(1) Unless the articles
of incorporation or bylaws require a greater or lesser number, a
quorum of a board of directors consists of a majority of the
number of directors specified in or fixed in accordance with the
articles of incorporation or bylaws.
(2) Notwithstanding subsection (1) of this section, a quorum
of a board of directors may in no event be less than one-third of
the number of directors specified in or fixed in accordance with
the articles of incorporation or bylaws.
(3) If a quorum is present when a vote is taken, the
affirmative vote of a majority of directors present is the act of
the board of directors unless the articles of incorporation or
bylaws require the vote of a greater number of directors.
(4) A director who is present at a meeting of the board of
directors when corporate action is approved is deemed to have
assented to the corporate action unless: (a) The director
objects at the beginning of the meeting, or promptly upon the
director's arrival, to holding it or transacting business at the
meeting; (b) the director's dissent or abstention as to the
corporate action is entered in the minutes of the meeting; or (c)
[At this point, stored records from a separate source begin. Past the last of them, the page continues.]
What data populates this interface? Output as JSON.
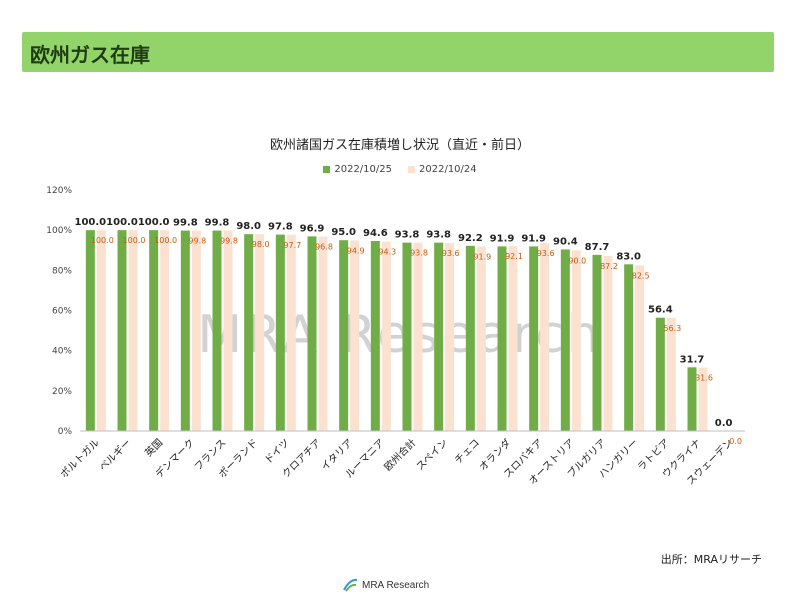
{
  "header": {
    "title": "欧州ガス在庫"
  },
  "source_label": "出所：MRAリサーチ",
  "logo_text": "MRA Research",
  "colors": {
    "series_current": "#70ad47",
    "series_previous": "#fbe2d0",
    "banner": "#92d36a"
  },
  "chart_data": {
    "type": "bar",
    "title": "欧州諸国ガス在庫積増し状況（直近・前日）",
    "categories": [
      "ポルトガル",
      "ベルギー",
      "英国",
      "デンマーク",
      "フランス",
      "ポーランド",
      "ドイツ",
      "クロアチア",
      "イタリア",
      "ルーマニア",
      "欧州合計",
      "スペイン",
      "チェコ",
      "オランダ",
      "スロバキア",
      "オーストリア",
      "ブルガリア",
      "ハンガリー",
      "ラトビア",
      "ウクライナ",
      "スウェーデン"
    ],
    "series": [
      {
        "name": "2022/10/25",
        "values": [
          100.0,
          100.0,
          100.0,
          99.8,
          99.8,
          98.0,
          97.8,
          96.9,
          95.0,
          94.6,
          93.8,
          93.8,
          92.2,
          91.9,
          91.9,
          90.4,
          87.7,
          83.0,
          56.4,
          31.7,
          0.0
        ]
      },
      {
        "name": "2022/10/24",
        "values": [
          100.0,
          100.0,
          100.0,
          99.8,
          99.8,
          98.0,
          97.7,
          96.8,
          94.9,
          94.3,
          93.8,
          93.6,
          91.9,
          92.1,
          93.6,
          90.0,
          87.2,
          82.5,
          56.3,
          31.6,
          0.0
        ]
      }
    ],
    "ylim": [
      0,
      120
    ],
    "yticks": [
      "0%",
      "20%",
      "40%",
      "60%",
      "80%",
      "100%",
      "120%"
    ],
    "legend_position": "top-center",
    "watermark": "MRA Research"
  }
}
the director delivers notice of the director's dissent or
abstention as to the corporate action to the presiding officer of
the meeting before adjournment or to the corporation within a
reasonable time after adjournment of the meeting. The right of
dissent or abstention is not available to a director who votes in
favor of the corporate action.
[2009 c 189 § 26; 2002 c 297 § 31; 1991 c 72 § 35; 1989 c 165 § 95.]